GIWED - The Great Indian Wedding
A wedding is to be organized in a rectangular park of dimensions M by N. Some parts of the park are covered by K rectangular carpets. These carpets, produced by ItSucks Corporation are revolutionary self cleaning carpets - they suck any liquid they come in contact with! The organizer wants to water the park to keep the grass fresh. If there were no carpets, the organizer could have used a single pipe to water the whole park but unforunately, the water doesn't seep through the carpets. The organizer has at his diposal L pipes. The pipes would be placed at fixed locations chosen by the organizer and can't be moved. Water spreads from a pipe in all directions unless obstructed by the park boundary or a carpet. What is the maximum area that can be watered using these L pipes?

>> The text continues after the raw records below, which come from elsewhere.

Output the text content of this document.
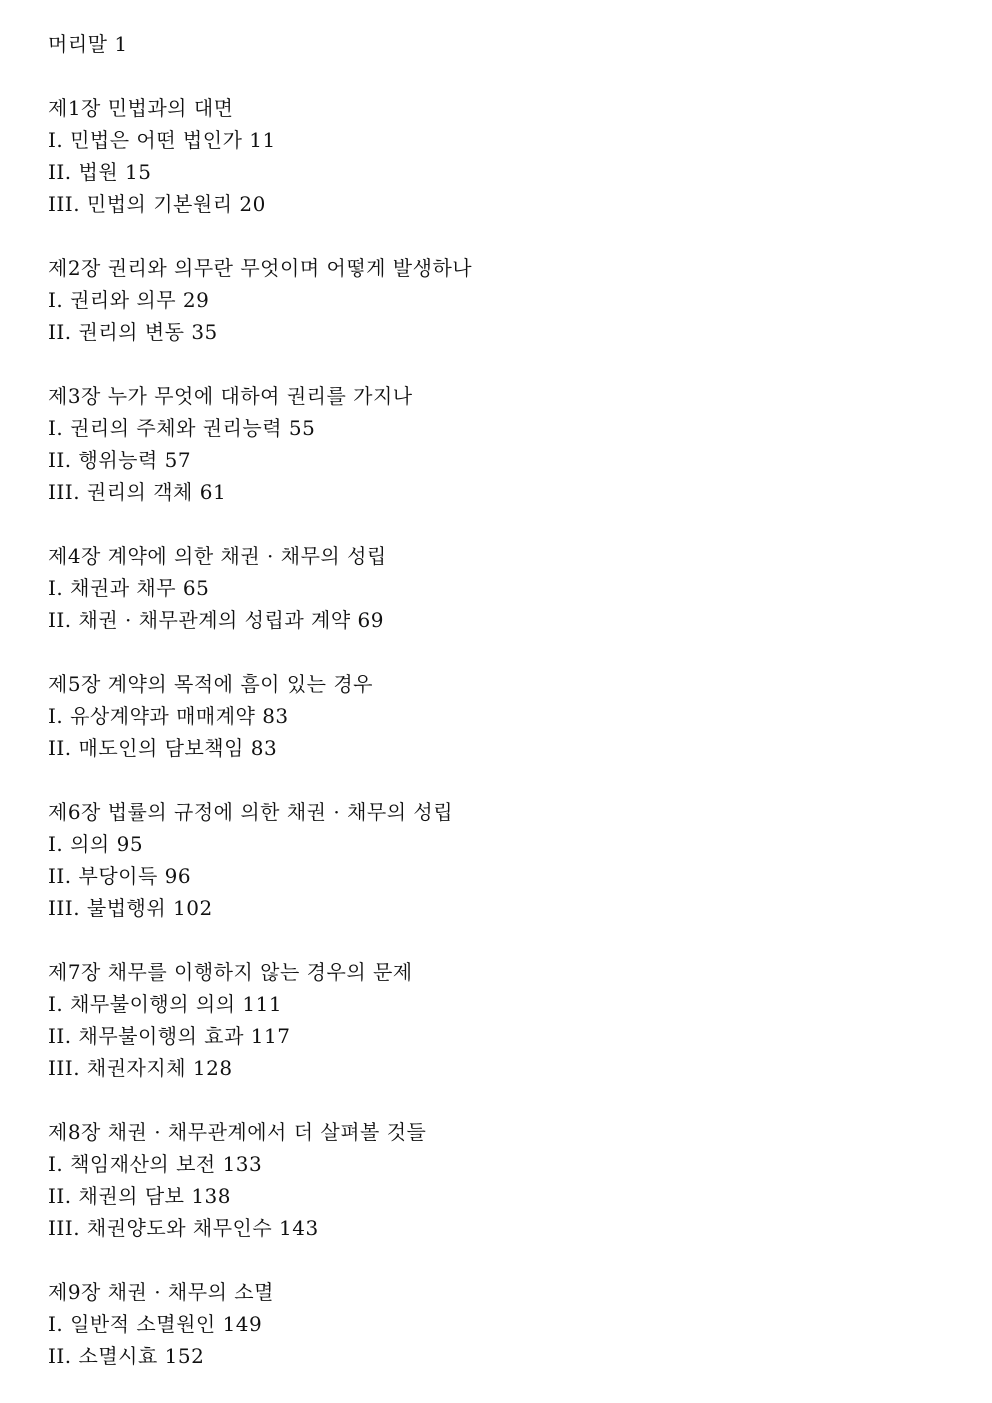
머리말 1
제1장 민법과의 대면
I. 민법은 어떤 법인가 11
II. 법원 15
III. 민법의 기본원리 20
제2장 권리와 의무란 무엇이며 어떻게 발생하나
I. 권리와 의무 29
II. 권리의 변동 35
제3장 누가 무엇에 대하여 권리를 가지나
I. 권리의 주체와 권리능력 55
II. 행위능력 57
III. 권리의 객체 61
제4장 계약에 의한 채권 · 채무의 성립
I. 채권과 채무 65
II. 채권 · 채무관계의 성립과 계약 69
제5장 계약의 목적에 흠이 있는 경우
I. 유상계약과 매매계약 83
II. 매도인의 담보책임 83
제6장 법률의 규정에 의한 채권 · 채무의 성립
I. 의의 95
II. 부당이득 96
III. 불법행위 102
제7장 채무를 이행하지 않는 경우의 문제
I. 채무불이행의 의의 111
II. 채무불이행의 효과 117
III. 채권자지체 128
제8장 채권 · 채무관계에서 더 살펴볼 것들
I. 책임재산의 보전 133
II. 채권의 담보 138
III. 채권양도와 채무인수 143
제9장 채권 · 채무의 소멸
I. 일반적 소멸원인 149
II. 소멸시효 152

The first line of the input contains a single integer T, the number of test cases (1<=T<=30) . Each test case starts with a single line containg the values M,N,K and L ( 1<=M<=10000, 1<=N<=10000, 0<=K<=50, 1<=L<=10). It is followed by K lines, each line containing 4 integers separated by single spaces, x1,y1,x2,y2 where (x1,y1) and (x2,y2) are the zero based coordinates of lower left and upper right vertex of the carpet. Assume that x1<x2 and y1<y2. The carpets may cover each other. Water would not be able to seep through even if two carpets touch in a corner.
For each test case, print the maximum area that can be watered on a single line
Input: 2 10 10 0 1 10 10 1 1 3 3 4 4 Output: 100 99
Although probably (almost) obvious, it is not mentioned that M is related to the x-coordinate, and N to the y-coordinate.